Moreover, maybe, this once little New York and these big New Yorkers aren’t so far from each other as Americans. To paraphrase Whitman, they both contain multitudes. It is those of us observing and reflecting or deflecting that have lost clear sight of each and their shared anxieties, pathologies, habits, hopes and dreams.

Crystal Cook Marshall is a contributor to ‘100 Days in Appalachia.’ She was photographed at the former Beaver High School in Bluefield where she and others have plans for renovation. (Photo: Nancy Andrews)

 

Appalachia too has been pigeonholed as a space separate from much of the rest of rural America, when in fact, many rural places share its same concerns: what to do economically and environmentally after the local single sector economy automates away jobs or dries up entirely; how to hold and create leaders where one industry has held the reigns of local power; how to shrink smart and make places livable for a declining population and in the face of local brownfields and blown out buildings; how to get past long held local and regional rivalries and find common ground for shared learning and sharing of resources; how to service and fund issues of health and addiction as workforce issues; how to follow and anticipate the next sources of local resources to be used by mainly outside investors and given those, how to shape and ensure more equitable accountability for land, economic, health and educational stewardship; how to support and connect economic sectors in which the jobs won’t be automated away and how to build the economic infrastructure for those without the massive federal and state underwriting, grants, tax incentives, research and development support, policy lobbying and university kowtowing wrangled by large-scale industries.

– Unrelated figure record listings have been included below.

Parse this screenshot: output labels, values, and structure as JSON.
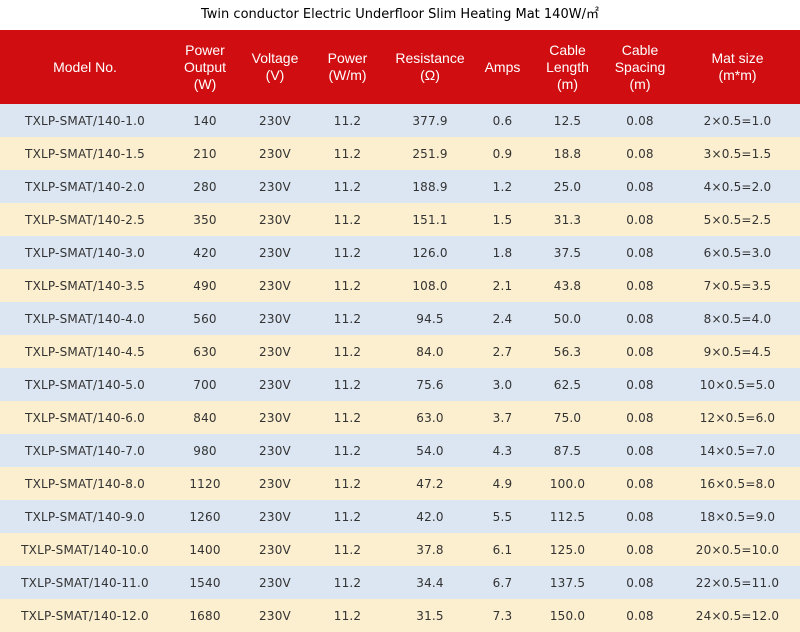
{
  "title": "Twin conductor Electric Underfloor Slim Heating Mat 140W/㎡",
  "headers": [
    [
      "Model No."
    ],
    [
      "Power",
      "Output",
      "(W)"
    ],
    [
      "Voltage",
      "(V)"
    ],
    [
      "Power",
      "(W/m)"
    ],
    [
      "Resistance",
      "(Ω)"
    ],
    [
      "Amps"
    ],
    [
      "Cable",
      "Length",
      "(m)"
    ],
    [
      "Cable",
      "Spacing",
      "(m)"
    ],
    [
      "Mat size",
      "(m*m)"
    ]
  ],
  "rows": [
    [
      "TXLP-SMAT/140-1.0",
      "140",
      "230V",
      "11.2",
      "377.9",
      "0.6",
      "12.5",
      "0.08",
      "2×0.5=1.0"
    ],
    [
      "TXLP-SMAT/140-1.5",
      "210",
      "230V",
      "11.2",
      "251.9",
      "0.9",
      "18.8",
      "0.08",
      "3×0.5=1.5"
    ],
    [
      "TXLP-SMAT/140-2.0",
      "280",
      "230V",
      "11.2",
      "188.9",
      "1.2",
      "25.0",
      "0.08",
      "4×0.5=2.0"
    ],
    [
      "TXLP-SMAT/140-2.5",
      "350",
      "230V",
      "11.2",
      "151.1",
      "1.5",
      "31.3",
      "0.08",
      "5×0.5=2.5"
    ],
    [
      "TXLP-SMAT/140-3.0",
      "420",
      "230V",
      "11.2",
      "126.0",
      "1.8",
      "37.5",
      "0.08",
      "6×0.5=3.0"
    ],
    [
      "TXLP-SMAT/140-3.5",
      "490",
      "230V",
      "11.2",
      "108.0",
      "2.1",
      "43.8",
      "0.08",
      "7×0.5=3.5"
    ],
    [
      "TXLP-SMAT/140-4.0",
      "560",
      "230V",
      "11.2",
      "94.5",
      "2.4",
      "50.0",
      "0.08",
      "8×0.5=4.0"
    ],
    [
      "TXLP-SMAT/140-4.5",
      "630",
      "230V",
      "11.2",
      "84.0",
      "2.7",
      "56.3",
      "0.08",
      "9×0.5=4.5"
    ],
    [
      "TXLP-SMAT/140-5.0",
      "700",
      "230V",
      "11.2",
      "75.6",
      "3.0",
      "62.5",
      "0.08",
      "10×0.5=5.0"
    ],
    [
      "TXLP-SMAT/140-6.0",
      "840",
      "230V",
      "11.2",
      "63.0",
      "3.7",
      "75.0",
      "0.08",
      "12×0.5=6.0"
    ],
    [
      "TXLP-SMAT/140-7.0",
      "980",
      "230V",
      "11.2",
      "54.0",
      "4.3",
      "87.5",
      "0.08",
      "14×0.5=7.0"
    ],
    [
      "TXLP-SMAT/140-8.0",
      "1120",
      "230V",
      "11.2",
      "47.2",
      "4.9",
      "100.0",
      "0.08",
      "16×0.5=8.0"
    ],
    [
      "TXLP-SMAT/140-9.0",
      "1260",
      "230V",
      "11.2",
      "42.0",
      "5.5",
      "112.5",
      "0.08",
      "18×0.5=9.0"
    ],
    [
      "TXLP-SMAT/140-10.0",
      "1400",
      "230V",
      "11.2",
      "37.8",
      "6.1",
      "125.0",
      "0.08",
      "20×0.5=10.0"
    ],
    [
      "TXLP-SMAT/140-11.0",
      "1540",
      "230V",
      "11.2",
      "34.4",
      "6.7",
      "137.5",
      "0.08",
      "22×0.5=11.0"
    ],
    [
      "TXLP-SMAT/140-12.0",
      "1680",
      "230V",
      "11.2",
      "31.5",
      "7.3",
      "150.0",
      "0.08",
      "24×0.5=12.0"
    ]
  ],
  "colors": {
    "header_bg": "#d00d10",
    "header_text": "#ffffff",
    "row_odd_bg": "#dce6f2",
    "row_even_bg": "#fcefcf",
    "cell_text": "#333333"
  }
}
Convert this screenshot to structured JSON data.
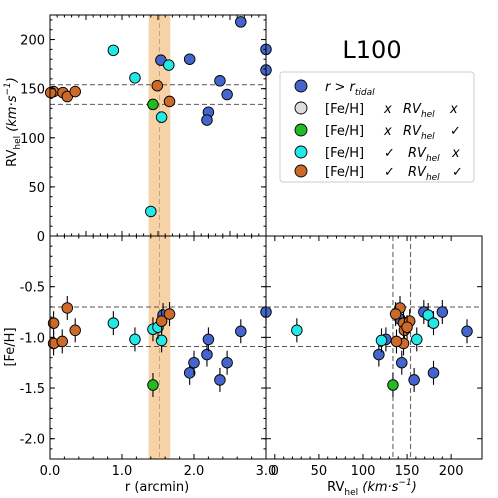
{
  "chart_data": [
    {
      "type": "scatter",
      "panel": "top-left",
      "xlim": [
        0.0,
        3.0
      ],
      "ylim": [
        0,
        225
      ],
      "ylabel_main": "RV",
      "ylabel_sub": "hel",
      "ylabel_unit": "(km·s",
      "ylabel_exp": "−1",
      "ylabel_close": ")",
      "xticks": [
        0.0,
        0.5,
        1.0,
        1.5,
        2.0,
        2.5,
        3.0
      ],
      "yticks": [
        0,
        50,
        100,
        150,
        200
      ],
      "ytick_labels": [
        "0",
        "50",
        "100",
        "150",
        "200"
      ],
      "hlines": [
        154,
        134
      ],
      "vline": 1.52,
      "band": [
        1.37,
        1.67
      ],
      "series": [
        {
          "key": "rtidal",
          "points": [
            [
              1.94,
              180
            ],
            [
              2.65,
              218
            ],
            [
              2.36,
              158
            ],
            [
              2.46,
              144
            ],
            [
              2.2,
              126
            ],
            [
              2.18,
              118
            ],
            [
              1.54,
              179
            ],
            [
              3.0,
              169
            ],
            [
              3.0,
              190
            ]
          ]
        },
        {
          "key": "fe_x_rv_ok",
          "points": [
            [
              1.43,
              134
            ]
          ]
        },
        {
          "key": "fe_ok_rv_x",
          "points": [
            [
              0.88,
              189
            ],
            [
              1.18,
              161
            ],
            [
              1.4,
              25
            ],
            [
              1.55,
              121
            ],
            [
              1.65,
              174
            ]
          ]
        },
        {
          "key": "fe_ok_rv_ok",
          "points": [
            [
              0.05,
              147
            ],
            [
              0.01,
              146
            ],
            [
              0.18,
              146
            ],
            [
              0.24,
              142
            ],
            [
              0.35,
              147
            ],
            [
              1.49,
              153
            ],
            [
              1.66,
              137
            ]
          ]
        }
      ]
    },
    {
      "type": "scatter",
      "panel": "bottom-left",
      "xlim": [
        0.0,
        3.0
      ],
      "ylim": [
        -2.2,
        0.0
      ],
      "xlabel": "r (arcmin)",
      "ylabel": "[Fe/H]",
      "xticks": [
        0.0,
        1.0,
        2.0,
        3.0
      ],
      "xtick_labels": [
        "0.0",
        "1.0",
        "2.0",
        "3.0"
      ],
      "yticks": [
        -0.5,
        -1.0,
        -1.5,
        -2.0
      ],
      "ytick_labels": [
        "-0.5",
        "-1.0",
        "-1.5",
        "-2.0"
      ],
      "hlines": [
        -0.7,
        -1.09
      ],
      "vline": 1.52,
      "band": [
        1.37,
        1.67
      ],
      "series": [
        {
          "key": "rtidal",
          "points": [
            [
              1.94,
              -1.35
            ],
            [
              2.0,
              -1.25
            ],
            [
              2.18,
              -1.17
            ],
            [
              2.2,
              -1.02
            ],
            [
              2.36,
              -1.42
            ],
            [
              2.46,
              -1.25
            ],
            [
              2.65,
              -0.94
            ],
            [
              1.57,
              -0.78
            ],
            [
              3.0,
              -0.75
            ]
          ]
        },
        {
          "key": "fe_x_rv_ok",
          "points": [
            [
              1.43,
              -1.47
            ]
          ]
        },
        {
          "key": "fe_ok_rv_x",
          "points": [
            [
              0.88,
              -0.86
            ],
            [
              1.18,
              -1.02
            ],
            [
              1.43,
              -0.92
            ],
            [
              1.55,
              -1.03
            ],
            [
              1.5,
              -0.9
            ]
          ]
        },
        {
          "key": "fe_ok_rv_ok",
          "points": [
            [
              0.05,
              -0.86
            ],
            [
              0.05,
              -1.06
            ],
            [
              0.17,
              -1.04
            ],
            [
              0.24,
              -0.71
            ],
            [
              0.35,
              -0.93
            ],
            [
              1.55,
              -0.84
            ],
            [
              1.66,
              -0.77
            ]
          ]
        }
      ]
    },
    {
      "type": "scatter",
      "panel": "bottom-right",
      "xlim": [
        -10,
        235
      ],
      "ylim": [
        -2.2,
        0.0
      ],
      "xlabel_main": "RV",
      "xlabel_sub": "hel",
      "xlabel_unit": "(km·s",
      "xlabel_exp": "−1",
      "xlabel_close": ")",
      "xticks": [
        0,
        50,
        100,
        150,
        200
      ],
      "xtick_labels": [
        "0",
        "50",
        "100",
        "150",
        "200"
      ],
      "hlines": [
        -0.7,
        -1.09
      ],
      "vlines": [
        134,
        154
      ],
      "series": [
        {
          "key": "rtidal",
          "points": [
            [
              118,
              -1.17
            ],
            [
              126,
              -1.02
            ],
            [
              144,
              -1.25
            ],
            [
              158,
              -1.42
            ],
            [
              169,
              -0.75
            ],
            [
              180,
              -1.35
            ],
            [
              190,
              -0.75
            ],
            [
              218,
              -0.94
            ],
            [
              142,
              -0.82
            ]
          ]
        },
        {
          "key": "fe_x_rv_ok",
          "points": [
            [
              134,
              -1.47
            ]
          ]
        },
        {
          "key": "fe_ok_rv_x",
          "points": [
            [
              25,
              -0.93
            ],
            [
              121,
              -1.03
            ],
            [
              161,
              -1.02
            ],
            [
              174,
              -0.78
            ],
            [
              180,
              -0.86
            ]
          ]
        },
        {
          "key": "fe_ok_rv_ok",
          "points": [
            [
              142,
              -0.71
            ],
            [
              137,
              -0.77
            ],
            [
              146,
              -0.86
            ],
            [
              147,
              -0.93
            ],
            [
              146,
              -1.06
            ],
            [
              153,
              -0.84
            ],
            [
              138,
              -1.04
            ],
            [
              150,
              -0.9
            ]
          ]
        }
      ]
    }
  ],
  "panel_title": "L100",
  "legend": {
    "placement": "right",
    "entries": [
      {
        "key": "rtidal",
        "color": "#4466cc",
        "parts": {
          "a": "r > r",
          "b": "tidal"
        }
      },
      {
        "key": "fe_x_rv_x",
        "color": "#dddddd",
        "parts": {
          "a": "[Fe/H]",
          "b": "x",
          "c": "RV",
          "d": "hel",
          "e": "x"
        }
      },
      {
        "key": "fe_x_rv_ok",
        "color": "#22bb22",
        "parts": {
          "a": "[Fe/H]",
          "b": "x",
          "c": "RV",
          "d": "hel",
          "e": "✓"
        }
      },
      {
        "key": "fe_ok_rv_x",
        "color": "#22e8e8",
        "parts": {
          "a": "[Fe/H]",
          "b": "✓",
          "c": "RV",
          "d": "hel",
          "e": "x"
        }
      },
      {
        "key": "fe_ok_rv_ok",
        "color": "#cc6a2a",
        "parts": {
          "a": "[Fe/H]",
          "b": "✓",
          "c": "RV",
          "d": "hel",
          "e": "✓"
        }
      }
    ]
  },
  "colors": {
    "band": "#f7d2a6",
    "refline": "#555555",
    "marker_edge": "#000000",
    "errorbar": "#000000"
  }
}
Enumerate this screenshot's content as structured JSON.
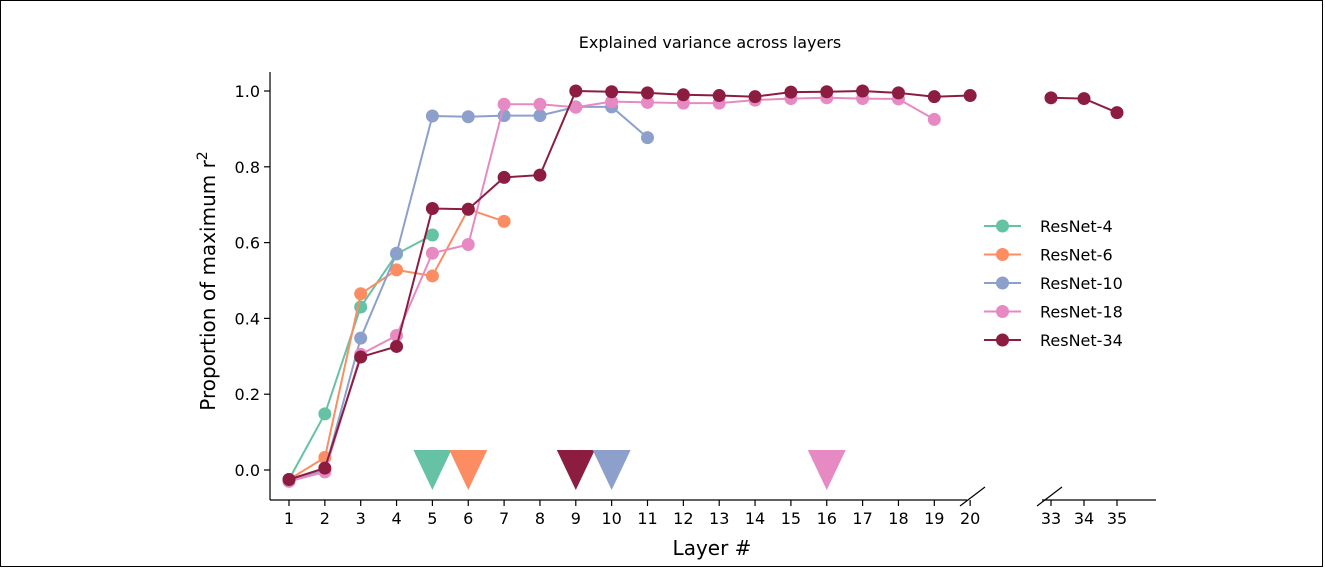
{
  "chart_data": {
    "type": "line",
    "title": "Explained variance across layers",
    "xlabel": "Layer #",
    "ylabel": "Proportion of maximum r",
    "ylabel_superscript": "2",
    "ylim": [
      -0.05,
      1.05
    ],
    "yticks": [
      "0.0",
      "0.2",
      "0.4",
      "0.6",
      "0.8",
      "1.0"
    ],
    "xticks_left": [
      "1",
      "2",
      "3",
      "4",
      "5",
      "6",
      "7",
      "8",
      "9",
      "10",
      "11",
      "12",
      "13",
      "14",
      "15",
      "16",
      "17",
      "18",
      "19",
      "20"
    ],
    "xticks_right": [
      "33",
      "34",
      "35"
    ],
    "axis_break": true,
    "legend_position": "center-right",
    "series": [
      {
        "name": "ResNet-4",
        "color": "#66c2a5",
        "x": [
          1,
          2,
          3,
          4,
          5
        ],
        "y": [
          -0.025,
          0.148,
          0.43,
          0.57,
          0.62
        ]
      },
      {
        "name": "ResNet-6",
        "color": "#fc8d62",
        "x": [
          1,
          2,
          3,
          4,
          5,
          6,
          7
        ],
        "y": [
          -0.025,
          0.033,
          0.465,
          0.528,
          0.512,
          0.688,
          0.656
        ]
      },
      {
        "name": "ResNet-10",
        "color": "#8da0cb",
        "x": [
          1,
          2,
          3,
          4,
          5,
          6,
          7,
          8,
          9,
          10,
          11
        ],
        "y": [
          -0.025,
          0.0,
          0.348,
          0.572,
          0.934,
          0.932,
          0.935,
          0.935,
          0.958,
          0.958,
          0.877
        ]
      },
      {
        "name": "ResNet-18",
        "color": "#e78ac3",
        "x": [
          1,
          2,
          3,
          4,
          5,
          6,
          7,
          8,
          9,
          10,
          11,
          12,
          13,
          14,
          15,
          16,
          17,
          18,
          19
        ],
        "y": [
          -0.03,
          -0.005,
          0.305,
          0.355,
          0.572,
          0.595,
          0.965,
          0.965,
          0.957,
          0.972,
          0.97,
          0.968,
          0.968,
          0.976,
          0.98,
          0.982,
          0.98,
          0.979,
          0.925
        ]
      },
      {
        "name": "ResNet-34",
        "color": "#8c1d40",
        "x": [
          1,
          2,
          3,
          4,
          5,
          6,
          7,
          8,
          9,
          10,
          11,
          12,
          13,
          14,
          15,
          16,
          17,
          18,
          19,
          20,
          33,
          34,
          35
        ],
        "y": [
          -0.025,
          0.005,
          0.298,
          0.326,
          0.69,
          0.688,
          0.772,
          0.778,
          1.0,
          0.998,
          0.995,
          0.99,
          0.988,
          0.985,
          0.997,
          0.998,
          1.0,
          0.995,
          0.985,
          0.988,
          0.982,
          0.98,
          0.943
        ]
      }
    ],
    "markers": [
      {
        "series": "ResNet-4",
        "x": 5
      },
      {
        "series": "ResNet-6",
        "x": 6
      },
      {
        "series": "ResNet-34",
        "x": 9
      },
      {
        "series": "ResNet-10",
        "x": 10
      },
      {
        "series": "ResNet-18",
        "x": 16
      }
    ]
  }
}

Sounds like plenty for a national level conversation on the rural and — for that matter — of the shared concerns of rural and urban America. Let this current examination of Appalachia set up a different popular media prototype–an Appalachia as a place where these quantifiable and qualifiable needs of the rural come into national profile and action.

We must stop hyper-exceptionalizing Appalachia and each other and instead connect rural and urban places across the country and the world in similar straits. We can learn and become more together than in regional factions, than hemming each other into worn out and disputable identities that obscure our common concerns.

We are in this multi-layered Appalachia and America together and — regardless of how we are supposed to be different — it looks instead like we got some real comparing of notes, some real catching up to do.

Originally from West Virginia, Crystal Cook Marshall researches and works on rural economic sector development in Central Appalachia. With a range of agricultural and other partners she currently is working on an agricultural economic sector anchor project for the Southeast to be spearheaded in Southern West Virginia. Before returning to Appalachia, Cook Marshall worked as an educator, writer, and nonprofit executive in the US and abroad. Additionally, she and her husband farm in North Carolina.